O caipira é um excluído. Coisa de que me dei conta por volta dos 13 anos, ao mudar do interior e passar a estudar num colégio paulistano de elite. Tive que reaprender a pronunciar o “r” para me pôr a salvo do que parecia ridículo aos colegas. E o filme “If...” (Lindsay Anderson, 1968), hoje um cult, me mostrou como o deslize num simples detalhe de pronuncia era suficiente para tornar a vida de um menino um inferno.

O estigma de “caipira” foi, no século XX, motivo de infinitas piadas urbanas. Os filmes de Mazzaropi, ou “A marvada carne” (André Klotzel, 1985), mostram como o caipira se modernizou, deixando sua vida para trás. Só os mineiros, graças ao apoio oficial, fizeram da caipiridade um modo de se apresentar ao país pelas antigas tradições que os demais estados iam renegando. Quer dizer, uma certa nostalgia virou sua marca, em contraste com a modernidade “futurista” da cozinha da Amazônia cujas plantas são ainda desconhecidas, e a cozinha original parece ter mais futuro moderno.

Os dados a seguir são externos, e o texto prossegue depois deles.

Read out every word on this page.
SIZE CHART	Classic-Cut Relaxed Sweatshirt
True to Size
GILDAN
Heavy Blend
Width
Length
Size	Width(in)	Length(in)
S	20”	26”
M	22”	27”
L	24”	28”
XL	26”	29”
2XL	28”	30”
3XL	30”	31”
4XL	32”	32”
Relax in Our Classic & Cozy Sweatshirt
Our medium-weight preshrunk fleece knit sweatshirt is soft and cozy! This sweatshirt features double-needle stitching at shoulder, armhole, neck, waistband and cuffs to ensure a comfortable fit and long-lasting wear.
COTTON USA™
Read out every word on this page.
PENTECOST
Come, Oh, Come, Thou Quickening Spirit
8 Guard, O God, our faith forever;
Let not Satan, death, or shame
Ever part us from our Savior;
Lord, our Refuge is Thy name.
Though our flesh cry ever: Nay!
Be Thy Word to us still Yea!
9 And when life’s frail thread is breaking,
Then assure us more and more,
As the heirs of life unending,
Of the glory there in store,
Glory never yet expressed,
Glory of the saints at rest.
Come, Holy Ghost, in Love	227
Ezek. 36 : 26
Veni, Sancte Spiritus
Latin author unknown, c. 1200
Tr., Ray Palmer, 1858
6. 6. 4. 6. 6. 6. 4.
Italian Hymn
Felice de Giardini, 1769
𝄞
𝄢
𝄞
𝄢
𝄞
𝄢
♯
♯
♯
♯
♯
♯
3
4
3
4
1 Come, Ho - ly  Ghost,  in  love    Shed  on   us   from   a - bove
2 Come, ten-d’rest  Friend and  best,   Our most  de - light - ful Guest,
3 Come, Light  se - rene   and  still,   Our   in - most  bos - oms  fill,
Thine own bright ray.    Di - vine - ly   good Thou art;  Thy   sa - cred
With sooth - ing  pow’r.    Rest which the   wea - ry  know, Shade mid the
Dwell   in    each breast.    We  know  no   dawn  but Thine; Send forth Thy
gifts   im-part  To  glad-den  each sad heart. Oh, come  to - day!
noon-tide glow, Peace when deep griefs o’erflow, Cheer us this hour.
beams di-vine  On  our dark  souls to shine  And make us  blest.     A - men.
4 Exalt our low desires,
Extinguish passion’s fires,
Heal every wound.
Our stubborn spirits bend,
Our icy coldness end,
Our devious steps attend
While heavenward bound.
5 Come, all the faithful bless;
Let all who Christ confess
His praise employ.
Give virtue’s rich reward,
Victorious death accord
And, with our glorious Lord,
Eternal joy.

Ao caipira falta uma certa psicanálise. Remexer fundo na alma, colocar-se à luz do dia, assumir o que lhe pareça diverso e ainda cativante, como modo de ser “caipira do futuro na reluzente galáxia”. O futuro do caipira não foi mastigado pelo tempo: está aqui e agora, a desafiar os dentes da história. É só tomarmos consciência para onde queremos ir com a tralha toda de nossas vidas.